I wasn’t sure whether to write anything about the “network neutrality” issue, in part because my friend Rob Hyndman has done such a good job of covering the subject – particularly an overview of the current state of affairs in his latest post – but as usual I couldn’t resist 🙂 Verizon has reportedly filed documents with the Federal Communications Commission that say it plans to use as much as 80 per cent of its network for its own purposes. Everything else would get shoe-horned into the remainder (although Cynthia at IPDemocracy says it might not be as bad as it sounds, and it looks like Om Malik agrees).
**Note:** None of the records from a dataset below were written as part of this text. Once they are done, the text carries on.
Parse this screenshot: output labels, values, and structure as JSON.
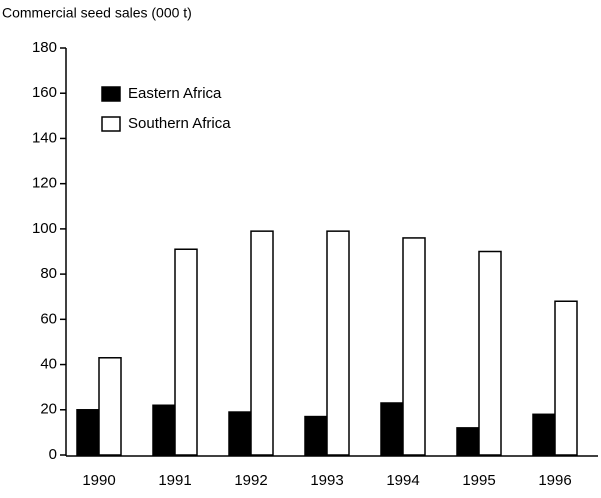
{
  "chart_data": {
    "type": "bar",
    "y_label": "Commercial seed sales (000 t)",
    "categories": [
      "1990",
      "1991",
      "1992",
      "1993",
      "1994",
      "1995",
      "1996"
    ],
    "series": [
      {
        "name": "Eastern Africa",
        "color": "#000000",
        "values": [
          20,
          22,
          19,
          17,
          23,
          12,
          18
        ]
      },
      {
        "name": "Southern Africa",
        "color": "#ffffff",
        "values": [
          43,
          91,
          99,
          99,
          96,
          90,
          68
        ]
      }
    ],
    "ylim": [
      0,
      180
    ],
    "yticks": [
      0,
      20,
      40,
      60,
      80,
      100,
      120,
      140,
      160,
      180
    ],
    "legend": "upper left"
  }
}
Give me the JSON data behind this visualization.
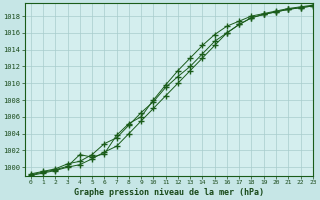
{
  "xlabel": "Graphe pression niveau de la mer (hPa)",
  "bg_color": "#c6e6e6",
  "plot_bg_color": "#d4eeee",
  "grid_color": "#a8cccc",
  "line_color": "#1a5c1a",
  "marker_color": "#1a5c1a",
  "xlim": [
    -0.5,
    23
  ],
  "ylim": [
    999.0,
    1019.5
  ],
  "yticks": [
    1000,
    1002,
    1004,
    1006,
    1008,
    1010,
    1012,
    1014,
    1016,
    1018
  ],
  "xticks": [
    0,
    1,
    2,
    3,
    4,
    5,
    6,
    7,
    8,
    9,
    10,
    11,
    12,
    13,
    14,
    15,
    16,
    17,
    18,
    19,
    20,
    21,
    22,
    23
  ],
  "series": [
    [
      999.2,
      999.5,
      999.8,
      1000.4,
      1000.7,
      1001.5,
      1002.8,
      1003.5,
      1005.0,
      1006.5,
      1007.8,
      1009.5,
      1010.8,
      1012.0,
      1013.5,
      1015.0,
      1016.0,
      1017.0,
      1017.8,
      1018.2,
      1018.5,
      1018.8,
      1019.0,
      1019.2
    ],
    [
      999.0,
      999.3,
      999.6,
      1000.0,
      1000.3,
      1001.0,
      1001.8,
      1002.5,
      1004.0,
      1005.5,
      1007.0,
      1008.5,
      1010.0,
      1011.5,
      1013.0,
      1014.5,
      1016.0,
      1017.0,
      1017.8,
      1018.2,
      1018.5,
      1018.8,
      1019.0,
      1019.2
    ],
    [
      999.1,
      999.4,
      999.7,
      1000.1,
      1001.5,
      1001.2,
      1001.6,
      1003.8,
      1005.2,
      1006.0,
      1008.0,
      1009.8,
      1011.5,
      1013.0,
      1014.5,
      1015.8,
      1016.8,
      1017.4,
      1018.0,
      1018.3,
      1018.6,
      1018.9,
      1019.1,
      1019.3
    ]
  ]
}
This, of course, is just the latest step in a campaign by the major telcos to
strong-arm convince Internet companies such as Google and Yahoo to pay extra for delivery of their broadband content to consumers, a campaign that got its start with comments from Ed “pay up for those pipes” Whitacre of AT&T (formerly SBC) and Bill Smith of BellSouth. Why should they have to carry all that content on their networks, the telcos complain – why should Google make money from broadband and not share some of it with the carriers whose pipes they use?
As Mike at Techdirt notes, part of the problem is that the phone companies haven’t spent the money necessary to do all the things they want to do on their networks. The telcos made all kinds of promises about upgrades they planned to make – in return for which they got various concessions from the U.S. government – and then they never followed through, as telecom analyst Bruce Kushnick writes in a new book called The $200-Billion Broadband Scandal.
The big question is: Will the U.S. government allow the telcos to get away with this move, or will they step in to enforce some form of network neutrality? There used to be a concept called the “common carrier” principle, in which telcos were required to carry any and all voice traffic — that idea seems to have gone out the window.